Council members and dozens of residents pressed city officials on Nov. 18 over the city’s contract with Flock Safety, an automated license plate reader (ALPR) vendor, after an audit showed a national-search function in the vendor’s system had allowed cross‑jurisdictional searching that implicated California law.
Council member O’Hara opened the discussion, saying she had worked with staff and community members to respond to concerns and asking the police chief to brief the public. Police Chief Escalante told the council the city had been “recently made aware that Flock Safety identified violations” stemming from activation of a national search tool that allowed out‑of‑state agencies to search cameras that included Santa Cruz locations. He said Flock told the department it deactivated the tool on Feb. 11, 2025 and had added filters and permissions designed to prevent out‑of‑state access to cameras in California.
“We were not aware and these were not deliberate attempts by city staff to circumvent state law,” Escalante said, adding the department has met repeatedly with Flock and initiated internal changes to strengthen oversight. He said the department had found no evidence that Santa Cruz camera data had been used by a federal agency for immigration enforcement.
Community advocates pushed for stronger action. Amy, speaking for Get the Flock Out, told the council that national sharing was still occurring in other jurisdictions and argued the company’s data practices are insecure, citing claims that Flock data had appeared on dark‑web markets. Peter Galb of the ACLU asked the chief to specify which internal policies had been changed and how the city would verify security and deletion claims.
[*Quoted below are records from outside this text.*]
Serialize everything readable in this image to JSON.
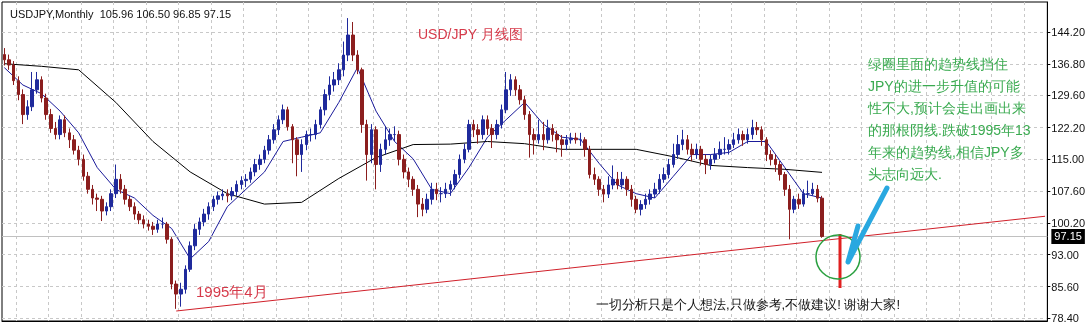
{
  "chart_data": {
    "type": "candlestick",
    "title": "USD/JPY 月线图",
    "subtitle": "USDJPY,Monthly  105.96 106.50 96.85 97.15",
    "annotations": [
      "1995年4月",
      "绿圈里面的趋势线挡住JPY的进一步升值的可能性不大,预计会走出画出来的那根阴线.跌破1995年13年来的趋势线,相信JPY多头志向远大.",
      "一切分析只是个人想法,只做参考,不做建议! 谢谢大家!"
    ],
    "categories": [
      null,
      null,
      null,
      null,
      null,
      null,
      null,
      null,
      null,
      null,
      null,
      null,
      null,
      null,
      null,
      null,
      null,
      null,
      null,
      null,
      null,
      null,
      null,
      null,
      null,
      null,
      null,
      null,
      null,
      null,
      null,
      null,
      null,
      null,
      null,
      null,
      null,
      null,
      null,
      null,
      null,
      null,
      null,
      null,
      null,
      null,
      null,
      null,
      null,
      null,
      null,
      null,
      null,
      null,
      null,
      null,
      null,
      null,
      null,
      null,
      null,
      null,
      null,
      null,
      null,
      null,
      null,
      null,
      null,
      null,
      null,
      null,
      null,
      null,
      null,
      null,
      null,
      null,
      null,
      null,
      null,
      null,
      null,
      null,
      null,
      null,
      null,
      null,
      null,
      null,
      null,
      null,
      null,
      null,
      null,
      null,
      null,
      null,
      null,
      null,
      null,
      null,
      null,
      null,
      null,
      null,
      null,
      null,
      null,
      null,
      null,
      null,
      null,
      null,
      null,
      null,
      null,
      null,
      null,
      null,
      null,
      null,
      null,
      null,
      null,
      null,
      null,
      null,
      null,
      null,
      null,
      null,
      null,
      null,
      null,
      null,
      null,
      null,
      null,
      null,
      null,
      null,
      null,
      null,
      null,
      null,
      null,
      null,
      null,
      null,
      null,
      null,
      null,
      null,
      null,
      null,
      null,
      null,
      null,
      null,
      null,
      null,
      null,
      null,
      null,
      null,
      null,
      null,
      null,
      null,
      null,
      null,
      null,
      null,
      null,
      null,
      null,
      null,
      null,
      null,
      null,
      null,
      null,
      null,
      null,
      null,
      null,
      null,
      null,
      null,
      null,
      null,
      null,
      null,
      null,
      null,
      null,
      null,
      null,
      null,
      null,
      null,
      null,
      null,
      null,
      null,
      null,
      null,
      null,
      null,
      null,
      null,
      null,
      null,
      null,
      null,
      null,
      null,
      null,
      null,
      null,
      null,
      null,
      null,
      null
    ],
    "ylim": [
      77.7,
      151.1
    ],
    "yticks": [
      {
        "value": 78.4,
        "label": "78.40"
      },
      {
        "value": 85.6,
        "label": "85.60"
      },
      {
        "value": 93,
        "label": "93.00"
      },
      {
        "value": 100.2,
        "label": "100.20"
      },
      {
        "value": 107.6,
        "label": "107.60"
      },
      {
        "value": 115,
        "label": "115.00"
      },
      {
        "value": 122.2,
        "label": "122.20"
      },
      {
        "value": 129.6,
        "label": "129.60"
      },
      {
        "value": 136.8,
        "label": "136.80"
      },
      {
        "value": 144.2,
        "label": "144.20"
      }
    ],
    "tick_labels": "y",
    "grid": true,
    "marker": "none",
    "ref_lines": [
      {
        "axis": "y",
        "value": 97.15,
        "label": "97.15",
        "color": "#c0c0c0"
      }
    ],
    "series": [
      {
        "type": "candlestick",
        "ohlc": [
          [
            139,
            140.5,
            136.5,
            137.8
          ],
          [
            137.8,
            139,
            135.5,
            136.6
          ],
          [
            136.6,
            137.5,
            132,
            133
          ],
          [
            133,
            134,
            128.5,
            129.8
          ],
          [
            129.8,
            131,
            123,
            125.2
          ],
          [
            125.2,
            128.5,
            124,
            127
          ],
          [
            127,
            135,
            126,
            130.9
          ],
          [
            130.9,
            135,
            130,
            133.2
          ],
          [
            133.2,
            134,
            128,
            129
          ],
          [
            129,
            130,
            124,
            125.2
          ],
          [
            125.2,
            126.5,
            121,
            122
          ],
          [
            122,
            123.5,
            119.5,
            120.6
          ],
          [
            120.6,
            125,
            119.5,
            124
          ],
          [
            124,
            125,
            120,
            121
          ],
          [
            121,
            122,
            117.5,
            119.4
          ],
          [
            119.4,
            120.5,
            116,
            117
          ],
          [
            117,
            118,
            113.5,
            114.9
          ],
          [
            114.9,
            116,
            110,
            111
          ],
          [
            111,
            112,
            107,
            108
          ],
          [
            108,
            109,
            104.5,
            106
          ],
          [
            106,
            107,
            103,
            105.7
          ],
          [
            105.7,
            106.5,
            100.7,
            103
          ],
          [
            103,
            105,
            102,
            104
          ],
          [
            104,
            108,
            103,
            107
          ],
          [
            107,
            113.7,
            106,
            110.3
          ],
          [
            110.3,
            111.5,
            107,
            108
          ],
          [
            108,
            109,
            104.5,
            105.7
          ],
          [
            105.7,
            106.5,
            103,
            104
          ],
          [
            104,
            105,
            101,
            102.3
          ],
          [
            102.3,
            103,
            100,
            101
          ],
          [
            101,
            102,
            99,
            100
          ],
          [
            100,
            101,
            98.5,
            99.5
          ],
          [
            99.5,
            100.5,
            97.5,
            98.8
          ],
          [
            98.8,
            101,
            98,
            100
          ],
          [
            100,
            101.5,
            99,
            100
          ],
          [
            100,
            100.5,
            95.5,
            96.5
          ],
          [
            96.5,
            97,
            85,
            86.2
          ],
          [
            86.2,
            87,
            80.5,
            83.9
          ],
          [
            83.9,
            86.5,
            81,
            85
          ],
          [
            85,
            90.5,
            84,
            89.6
          ],
          [
            89.6,
            96,
            89,
            95
          ],
          [
            95,
            100,
            94,
            98.8
          ],
          [
            98.8,
            101.5,
            97.5,
            100.5
          ],
          [
            100.5,
            103.5,
            99.5,
            102.3
          ],
          [
            102.3,
            105,
            101,
            104
          ],
          [
            104,
            106.5,
            103,
            105.7
          ],
          [
            105.7,
            107.5,
            104.5,
            106.5
          ],
          [
            106.5,
            108,
            105.5,
            106.9
          ],
          [
            106.9,
            108,
            105,
            106.5
          ],
          [
            106.5,
            108.5,
            105.5,
            107.5
          ],
          [
            107.5,
            110,
            106.5,
            109.1
          ],
          [
            109.1,
            111,
            108,
            110
          ],
          [
            110,
            111.5,
            108.5,
            110.3
          ],
          [
            110.3,
            113,
            109.5,
            112
          ],
          [
            112,
            115,
            111,
            113.7
          ],
          [
            113.7,
            116,
            112.5,
            114.9
          ],
          [
            114.9,
            118,
            114,
            117
          ],
          [
            117,
            120.5,
            116,
            119.4
          ],
          [
            119.4,
            123,
            118.5,
            121.7
          ],
          [
            121.7,
            125,
            120.5,
            124
          ],
          [
            124,
            127.5,
            123,
            126.3
          ],
          [
            126.3,
            127,
            121.5,
            122.4
          ],
          [
            122.4,
            123,
            114,
            119.4
          ],
          [
            119.4,
            120,
            111,
            116
          ],
          [
            116,
            119.5,
            112,
            118.3
          ],
          [
            118.3,
            121.5,
            117,
            120.6
          ],
          [
            120.6,
            122,
            119,
            120.6
          ],
          [
            120.6,
            124,
            119.5,
            122.9
          ],
          [
            122.9,
            127,
            122,
            126.3
          ],
          [
            126.3,
            131,
            125,
            129.8
          ],
          [
            129.8,
            134,
            128.5,
            132
          ],
          [
            132,
            135,
            130.5,
            133.2
          ],
          [
            133.2,
            137,
            132,
            135.5
          ],
          [
            135.5,
            142,
            134,
            138.9
          ],
          [
            138.9,
            147.4,
            137.5,
            143.5
          ],
          [
            143.5,
            146.5,
            137.5,
            138.9
          ],
          [
            138.9,
            140,
            134.5,
            135.5
          ],
          [
            135.5,
            136,
            121,
            122.9
          ],
          [
            122.9,
            124,
            110,
            116
          ],
          [
            116,
            123,
            114,
            121.7
          ],
          [
            121.7,
            122.5,
            108,
            113.7
          ],
          [
            113.7,
            118.5,
            112,
            117.2
          ],
          [
            117.2,
            122.5,
            116,
            119.4
          ],
          [
            119.4,
            122,
            118,
            120.6
          ],
          [
            120.6,
            122.5,
            119,
            120.6
          ],
          [
            120.6,
            121.5,
            113.5,
            114.9
          ],
          [
            114.9,
            116,
            110.5,
            112
          ],
          [
            112,
            113,
            108.5,
            110.3
          ],
          [
            110.3,
            111,
            106.5,
            108
          ],
          [
            108,
            109,
            101.6,
            104.6
          ],
          [
            104.6,
            106,
            101.8,
            103.4
          ],
          [
            103.4,
            107,
            102.5,
            105.7
          ],
          [
            105.7,
            109.5,
            104.5,
            108
          ],
          [
            108,
            109.5,
            105.5,
            107
          ],
          [
            107,
            108.5,
            105,
            107
          ],
          [
            107,
            109.5,
            106,
            108
          ],
          [
            108,
            110,
            106.5,
            109.1
          ],
          [
            109.1,
            112.5,
            108,
            111.4
          ],
          [
            111.4,
            116,
            110.5,
            114.9
          ],
          [
            114.9,
            118.5,
            114,
            117.2
          ],
          [
            117.2,
            124,
            116.5,
            122.9
          ],
          [
            122.9,
            124,
            120,
            121.7
          ],
          [
            121.7,
            123,
            118.5,
            120.6
          ],
          [
            120.6,
            125,
            119.5,
            124
          ],
          [
            124,
            125,
            120.5,
            122
          ],
          [
            122,
            123,
            117.5,
            120.6
          ],
          [
            120.6,
            124,
            119.5,
            122.9
          ],
          [
            122.9,
            127.5,
            122,
            126.3
          ],
          [
            126.3,
            135,
            125.5,
            130.9
          ],
          [
            130.9,
            134.5,
            129.5,
            133.2
          ],
          [
            133.2,
            134,
            129.5,
            130.9
          ],
          [
            130.9,
            132,
            127.5,
            128.6
          ],
          [
            128.6,
            129.5,
            124,
            125.2
          ],
          [
            125.2,
            126,
            115.3,
            120.6
          ],
          [
            120.6,
            122,
            116,
            119.4
          ],
          [
            119.4,
            124,
            118.5,
            120.6
          ],
          [
            120.6,
            123.5,
            117,
            119.4
          ],
          [
            119.4,
            124,
            118.5,
            122
          ],
          [
            122,
            123,
            119,
            120.6
          ],
          [
            120.6,
            121.5,
            116.5,
            119.4
          ],
          [
            119.4,
            120.5,
            115.5,
            118.3
          ],
          [
            118.3,
            120.5,
            117,
            119.4
          ],
          [
            119.4,
            121,
            118.5,
            119.8
          ],
          [
            119.8,
            121,
            118.5,
            119.4
          ],
          [
            119.4,
            121,
            118,
            119.4
          ],
          [
            119.4,
            120,
            115.5,
            117.2
          ],
          [
            117.2,
            118,
            110.5,
            111.4
          ],
          [
            111.4,
            113,
            109,
            110.3
          ],
          [
            110.3,
            111,
            106.5,
            108
          ],
          [
            108,
            109,
            105,
            106.9
          ],
          [
            106.9,
            111,
            106,
            109
          ],
          [
            109,
            113.5,
            108,
            110.3
          ],
          [
            110.3,
            112,
            108,
            109
          ],
          [
            109,
            112,
            108,
            110.3
          ],
          [
            110.3,
            111,
            106.5,
            108
          ],
          [
            108,
            109,
            104,
            105.7
          ],
          [
            105.7,
            106.5,
            102.5,
            103.4
          ],
          [
            103.4,
            105.5,
            102,
            104.5
          ],
          [
            104.5,
            107,
            103.5,
            105.7
          ],
          [
            105.7,
            108,
            104.5,
            106.9
          ],
          [
            106.9,
            109.5,
            106,
            108
          ],
          [
            108,
            111.5,
            107,
            110.3
          ],
          [
            110.3,
            113,
            109.5,
            111.4
          ],
          [
            111.4,
            115,
            110.5,
            113.7
          ],
          [
            113.7,
            118.5,
            113,
            116
          ],
          [
            116,
            120.5,
            115,
            118.3
          ],
          [
            118.3,
            121.7,
            117,
            119.4
          ],
          [
            119.4,
            120.5,
            116,
            117.2
          ],
          [
            117.2,
            118.5,
            114.5,
            116
          ],
          [
            116,
            118.5,
            115,
            117.2
          ],
          [
            117.2,
            118,
            113.5,
            114.9
          ],
          [
            114.9,
            116,
            111.5,
            113.7
          ],
          [
            113.7,
            116,
            112.5,
            114.9
          ],
          [
            114.9,
            117.5,
            114,
            116
          ],
          [
            116,
            119,
            115,
            117.2
          ],
          [
            117.2,
            120,
            116,
            117.2
          ],
          [
            117.2,
            119.5,
            116,
            118.3
          ],
          [
            118.3,
            121,
            117.5,
            119.4
          ],
          [
            119.4,
            122,
            118.5,
            120.6
          ],
          [
            120.6,
            121.5,
            118,
            119.4
          ],
          [
            119.4,
            122,
            118.5,
            120.6
          ],
          [
            120.6,
            124,
            119.5,
            122.2
          ],
          [
            122.2,
            123.5,
            120.5,
            121.7
          ],
          [
            121.7,
            122.5,
            118,
            119.4
          ],
          [
            119.4,
            120,
            114.5,
            116
          ],
          [
            116,
            117,
            113.5,
            114.9
          ],
          [
            114.9,
            116,
            112,
            113.7
          ],
          [
            113.7,
            114.5,
            110,
            111.4
          ],
          [
            111.4,
            112,
            106.5,
            108
          ],
          [
            108,
            109,
            96.5,
            103.4
          ],
          [
            103.4,
            106.5,
            102.5,
            105.7
          ],
          [
            105.7,
            107,
            103.5,
            104.6
          ],
          [
            104.6,
            108,
            104,
            107
          ],
          [
            107,
            110,
            106,
            107
          ],
          [
            107,
            109.5,
            106.5,
            108
          ],
          [
            108,
            109,
            105,
            105.96
          ],
          [
            105.96,
            106.5,
            96.85,
            97.15
          ],
          null,
          null,
          null,
          null,
          null,
          null,
          null,
          null,
          null,
          null,
          null,
          null,
          null,
          null,
          null,
          null,
          null,
          null,
          null,
          null,
          null,
          null,
          null,
          null,
          null,
          null,
          null,
          null,
          null,
          null,
          null,
          null,
          null,
          null,
          null,
          null,
          null,
          null,
          null,
          null,
          null,
          null,
          null,
          null,
          null,
          null,
          null,
          null
        ]
      },
      {
        "type": "line",
        "color": "#1a1a9a",
        "values": [
          136,
          null,
          null,
          null,
          132,
          null,
          null,
          null,
          130,
          null,
          null,
          null,
          126,
          null,
          null,
          null,
          121,
          null,
          null,
          null,
          113,
          null,
          null,
          null,
          108,
          null,
          null,
          null,
          106,
          null,
          null,
          null,
          102,
          null,
          null,
          null,
          99,
          null,
          null,
          null,
          92,
          null,
          null,
          null,
          96,
          null,
          null,
          null,
          104,
          null,
          null,
          null,
          108,
          null,
          null,
          null,
          112,
          null,
          null,
          null,
          119,
          null,
          null,
          null,
          120,
          null,
          null,
          null,
          121,
          null,
          null,
          null,
          128,
          null,
          null,
          null,
          136,
          null,
          null,
          null,
          126,
          null,
          null,
          null,
          119,
          null,
          null,
          null,
          115,
          null,
          null,
          null,
          108,
          null,
          null,
          null,
          107,
          null,
          null,
          null,
          113,
          null,
          null,
          null,
          120,
          null,
          null,
          null,
          124,
          null,
          null,
          null,
          128,
          null,
          null,
          null,
          123,
          null,
          null,
          null,
          120,
          null,
          null,
          null,
          119.5,
          null,
          null,
          null,
          114,
          null,
          null,
          null,
          109,
          null,
          null,
          null,
          107,
          null,
          null,
          null,
          106,
          null,
          null,
          null,
          111,
          null,
          null,
          null,
          116,
          null,
          null,
          null,
          116,
          null,
          null,
          null,
          116.5,
          null,
          null,
          null,
          119,
          null,
          null,
          null,
          119,
          null,
          null,
          null,
          113,
          null,
          null,
          null,
          107,
          null,
          null,
          null,
          106,
          null,
          null,
          null,
          null,
          null,
          null,
          null,
          null,
          null,
          null,
          null,
          null,
          null,
          null,
          null,
          null,
          null,
          null,
          null,
          null,
          null,
          null,
          null,
          null,
          null,
          null,
          null,
          null,
          null,
          null,
          null,
          null,
          null,
          null,
          null,
          null,
          null,
          null,
          null,
          null,
          null,
          null,
          null,
          null,
          null,
          null,
          null,
          null
        ]
      },
      {
        "type": "line",
        "color": "#000000",
        "values": [
          136.9,
          null,
          null,
          null,
          null,
          null,
          null,
          null,
          136.3,
          null,
          null,
          null,
          null,
          null,
          null,
          null,
          135.5,
          null,
          null,
          null,
          null,
          null,
          null,
          null,
          128,
          null,
          null,
          null,
          null,
          null,
          null,
          null,
          119,
          null,
          null,
          null,
          null,
          null,
          null,
          null,
          112,
          null,
          null,
          null,
          null,
          null,
          null,
          null,
          107,
          null,
          null,
          null,
          null,
          null,
          null,
          null,
          104.6,
          null,
          null,
          null,
          null,
          null,
          null,
          null,
          105,
          null,
          null,
          null,
          null,
          null,
          null,
          null,
          110.5,
          null,
          null,
          null,
          null,
          null,
          null,
          null,
          115.3,
          null,
          null,
          null,
          null,
          null,
          null,
          null,
          118.3,
          null,
          null,
          null,
          null,
          null,
          null,
          null,
          118.4,
          null,
          null,
          null,
          null,
          null,
          null,
          null,
          119,
          null,
          null,
          null,
          null,
          null,
          null,
          null,
          118.5,
          null,
          null,
          null,
          null,
          null,
          null,
          null,
          117.2,
          null,
          null,
          null,
          null,
          null,
          null,
          null,
          117.2,
          null,
          null,
          null,
          null,
          null,
          null,
          null,
          117.2,
          null,
          null,
          null,
          null,
          null,
          null,
          null,
          115.5,
          null,
          null,
          null,
          null,
          null,
          null,
          null,
          113.5,
          null,
          null,
          null,
          null,
          null,
          null,
          null,
          113,
          null,
          null,
          null,
          null,
          null,
          null,
          null,
          112.6,
          null,
          null,
          null,
          null,
          null,
          null,
          null,
          111.9,
          null,
          null,
          null,
          null,
          null,
          null,
          null,
          null,
          null,
          null,
          null,
          null,
          null,
          null,
          null,
          null,
          null,
          null,
          null,
          null,
          null,
          null,
          null,
          null,
          null,
          null,
          null,
          null,
          null,
          null,
          null,
          null,
          null,
          null,
          null,
          null,
          null,
          null,
          null,
          null,
          null,
          null,
          null,
          null,
          null,
          null,
          null,
          null
        ]
      },
      {
        "type": "line",
        "color": "#d0202a",
        "values": [
          null,
          null,
          null,
          null,
          null,
          null,
          null,
          null,
          null,
          null,
          null,
          null,
          null,
          null,
          null,
          null,
          null,
          null,
          null,
          null,
          null,
          null,
          null,
          null,
          null,
          null,
          null,
          null,
          null,
          null,
          null,
          null,
          null,
          null,
          null,
          null,
          null,
          80,
          null,
          null,
          null,
          null,
          null,
          null,
          null,
          null,
          null,
          null,
          null,
          null,
          null,
          null,
          null,
          null,
          null,
          null,
          null,
          null,
          null,
          null,
          null,
          null,
          null,
          null,
          null,
          null,
          null,
          null,
          null,
          null,
          null,
          null,
          null,
          null,
          null,
          null,
          null,
          null,
          null,
          null,
          null,
          null,
          null,
          null,
          null,
          null,
          null,
          null,
          null,
          null,
          null,
          null,
          null,
          null,
          null,
          null,
          null,
          null,
          null,
          null,
          null,
          null,
          null,
          null,
          null,
          null,
          null,
          null,
          null,
          null,
          null,
          null,
          null,
          null,
          null,
          null,
          null,
          null,
          null,
          null,
          null,
          null,
          null,
          null,
          null,
          null,
          null,
          null,
          null,
          null,
          null,
          null,
          null,
          null,
          null,
          null,
          null,
          null,
          null,
          null,
          null,
          null,
          null,
          null,
          null,
          null,
          null,
          null,
          null,
          null,
          null,
          null,
          null,
          null,
          null,
          null,
          null,
          null,
          null,
          null,
          null,
          null,
          null,
          null,
          null,
          null,
          null,
          null,
          null,
          null,
          null,
          null,
          null,
          null,
          null,
          null,
          null,
          null,
          null,
          null,
          null,
          null,
          null,
          null,
          null,
          null,
          null,
          null,
          null,
          null,
          null,
          null,
          null,
          null,
          null,
          null,
          null,
          null,
          null,
          null,
          null,
          null,
          null,
          null,
          null,
          null,
          null,
          null,
          null,
          null,
          null,
          null,
          null,
          null,
          null,
          null,
          null,
          null,
          null,
          null,
          null,
          null,
          null,
          null,
          101.8
        ]
      }
    ]
  }
}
In response, O’Hara said the city will “temporarily stop participating in the statewide sharing portal, limiting access to our data while we complete this review.” She said future access would be handled on a “case‑by‑case basis” with written attestations required from requesting agencies. O’Hara also asked staff to update the city’s transparency portal with records of external searches and to return to council on Dec. 9 with the results of a comprehensive review and a proposed contract amendment.
Council members and community speakers emphasized the city’s sanctuary commitments and asked that contract language explicitly prohibit use of ALPR data for immigration enforcement. Several public commenters urged that the city either cancel or not renew the contract; others, including business and neighborhood speakers, stressed balancing privacy concerns with public‑safety benefits of cameras.
Next steps: staff will provide council a December 9 update with proposed contract language and the results of the department’s review. The council’s statements and the police chief’s briefing will be part of the public record ahead of that meeting.